Gregory had a similarly transformative experience and said that he now sounds different as a writer, as he has grown during his time at school. While he has evolved as a writer, though, his point of view has not necessarily shifted, unlike Purmasir’s. “I had trouble writing from perspective of others,” he said. “Most of the poetry I end up writing is about internal things from the perspective of the self or how I suspect other people view things.”
As Diggs, Blazevic and Gregory acknowledge, it is often difficult to carve out the time in their schedules to dedicate to writing. For Diggs, the writing workshops are a helpful time that she can dedicate solely to writing. “Because of the reality of school and grades, I find that I have to take classes to do creative things so I can objectively prioritize my writing,” she said. “The workshop is almost like a treat because it’s something I can do for myself even when I don’t have a lot of free time.”
This year, Blazevic is attempting to prioritize her own personal writing, working her independent creative writing project into her schedule.

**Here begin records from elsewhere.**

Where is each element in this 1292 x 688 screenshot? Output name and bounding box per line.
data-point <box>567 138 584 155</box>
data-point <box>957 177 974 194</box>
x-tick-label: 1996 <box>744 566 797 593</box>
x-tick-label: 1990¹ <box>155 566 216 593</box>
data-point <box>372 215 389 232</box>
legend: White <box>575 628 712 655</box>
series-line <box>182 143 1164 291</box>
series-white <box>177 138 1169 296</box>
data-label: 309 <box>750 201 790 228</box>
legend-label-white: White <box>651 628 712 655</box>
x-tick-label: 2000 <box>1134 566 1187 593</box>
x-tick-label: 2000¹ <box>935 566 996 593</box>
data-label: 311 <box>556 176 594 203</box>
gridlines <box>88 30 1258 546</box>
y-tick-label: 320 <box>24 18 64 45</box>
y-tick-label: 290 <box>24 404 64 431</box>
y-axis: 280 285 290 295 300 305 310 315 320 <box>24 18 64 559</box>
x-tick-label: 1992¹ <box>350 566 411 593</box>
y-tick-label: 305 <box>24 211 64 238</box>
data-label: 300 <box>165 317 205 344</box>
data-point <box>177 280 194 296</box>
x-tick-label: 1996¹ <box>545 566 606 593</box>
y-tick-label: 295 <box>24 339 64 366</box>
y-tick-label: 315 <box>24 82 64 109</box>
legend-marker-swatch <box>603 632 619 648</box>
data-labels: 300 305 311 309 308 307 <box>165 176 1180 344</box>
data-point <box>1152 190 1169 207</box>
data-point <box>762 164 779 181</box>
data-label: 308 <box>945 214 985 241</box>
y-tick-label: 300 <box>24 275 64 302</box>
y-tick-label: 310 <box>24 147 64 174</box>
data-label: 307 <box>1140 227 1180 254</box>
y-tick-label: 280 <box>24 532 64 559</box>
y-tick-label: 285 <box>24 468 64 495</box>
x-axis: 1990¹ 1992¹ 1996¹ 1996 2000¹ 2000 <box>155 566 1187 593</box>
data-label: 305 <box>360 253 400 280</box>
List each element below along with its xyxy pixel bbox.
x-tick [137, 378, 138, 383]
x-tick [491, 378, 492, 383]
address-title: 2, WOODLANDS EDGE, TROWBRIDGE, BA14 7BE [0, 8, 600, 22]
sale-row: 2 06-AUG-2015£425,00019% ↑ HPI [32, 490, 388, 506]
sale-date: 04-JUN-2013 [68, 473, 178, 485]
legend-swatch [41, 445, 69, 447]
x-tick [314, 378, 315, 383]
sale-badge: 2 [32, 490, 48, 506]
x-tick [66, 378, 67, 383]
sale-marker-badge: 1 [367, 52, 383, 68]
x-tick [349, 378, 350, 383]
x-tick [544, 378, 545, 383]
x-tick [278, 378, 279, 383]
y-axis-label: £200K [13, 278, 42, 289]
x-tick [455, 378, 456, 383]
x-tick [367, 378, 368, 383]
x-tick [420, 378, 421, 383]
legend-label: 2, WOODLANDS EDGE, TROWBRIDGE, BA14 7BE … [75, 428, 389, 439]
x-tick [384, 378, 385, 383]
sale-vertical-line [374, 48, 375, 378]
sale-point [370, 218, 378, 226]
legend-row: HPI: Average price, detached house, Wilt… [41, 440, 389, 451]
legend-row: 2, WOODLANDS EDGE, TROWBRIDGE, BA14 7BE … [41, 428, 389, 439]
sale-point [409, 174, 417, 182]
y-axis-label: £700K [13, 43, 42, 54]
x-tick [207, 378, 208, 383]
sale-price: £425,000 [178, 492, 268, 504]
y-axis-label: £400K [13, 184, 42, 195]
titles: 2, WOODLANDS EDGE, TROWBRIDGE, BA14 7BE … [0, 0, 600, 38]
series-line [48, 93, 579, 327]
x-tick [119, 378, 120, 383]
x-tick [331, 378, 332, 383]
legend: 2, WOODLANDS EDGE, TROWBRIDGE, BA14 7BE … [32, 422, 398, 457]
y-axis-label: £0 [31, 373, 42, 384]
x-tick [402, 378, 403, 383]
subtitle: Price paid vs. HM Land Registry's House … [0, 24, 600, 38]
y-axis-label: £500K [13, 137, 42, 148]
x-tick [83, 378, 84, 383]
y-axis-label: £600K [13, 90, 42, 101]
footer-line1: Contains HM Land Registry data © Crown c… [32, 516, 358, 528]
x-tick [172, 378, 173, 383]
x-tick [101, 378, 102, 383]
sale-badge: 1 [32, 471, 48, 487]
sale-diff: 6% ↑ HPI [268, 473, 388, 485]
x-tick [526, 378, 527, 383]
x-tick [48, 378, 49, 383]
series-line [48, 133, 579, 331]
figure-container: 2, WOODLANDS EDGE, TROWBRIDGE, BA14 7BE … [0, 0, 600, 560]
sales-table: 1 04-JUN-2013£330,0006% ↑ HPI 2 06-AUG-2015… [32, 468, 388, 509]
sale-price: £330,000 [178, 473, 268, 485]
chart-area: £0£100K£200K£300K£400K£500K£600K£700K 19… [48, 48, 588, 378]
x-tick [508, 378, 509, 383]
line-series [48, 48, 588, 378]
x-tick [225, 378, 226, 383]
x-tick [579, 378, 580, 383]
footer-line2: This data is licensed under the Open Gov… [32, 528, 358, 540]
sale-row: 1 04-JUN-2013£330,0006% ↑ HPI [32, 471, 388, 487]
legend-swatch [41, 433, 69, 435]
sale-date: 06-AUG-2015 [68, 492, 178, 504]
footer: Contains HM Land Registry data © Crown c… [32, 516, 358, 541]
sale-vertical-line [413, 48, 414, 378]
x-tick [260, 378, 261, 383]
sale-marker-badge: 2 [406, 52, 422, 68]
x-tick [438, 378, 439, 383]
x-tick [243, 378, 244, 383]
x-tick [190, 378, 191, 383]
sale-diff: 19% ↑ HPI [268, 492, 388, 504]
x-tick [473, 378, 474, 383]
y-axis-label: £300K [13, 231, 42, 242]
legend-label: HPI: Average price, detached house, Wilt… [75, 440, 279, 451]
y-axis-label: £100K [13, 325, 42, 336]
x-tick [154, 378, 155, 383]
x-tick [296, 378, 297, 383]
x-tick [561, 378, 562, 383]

By giving her writing a space in her life as a fourth credit this semester, Blazevic said, “I feel like I at least have a shot of living up to my creative potential when I organize myself well instead of scampering to crank out a few lines once or twice a week.” Along with her independent study work, Blazevic will be releasing a zine or independently published chapbook at the end of this semester.
However difficult it may be to make time for writing, all writers contacted said that they hope to continue their work in the future, if not as a professional sense then for themselves. Purmasir explained, “I think if I could write as a career I would. I will never stop writing, and if this [chapbook] is the last thing that will be published, that would be very hard to take, but I would never stop, because writing becomes a part of who you are.”
Gregory compared writing to his major, religion: “As far as I can tell, writing is like religion in a sense that even when it’s hard and challenging and when you want to give up, it’s harder to live without it than to live with it.”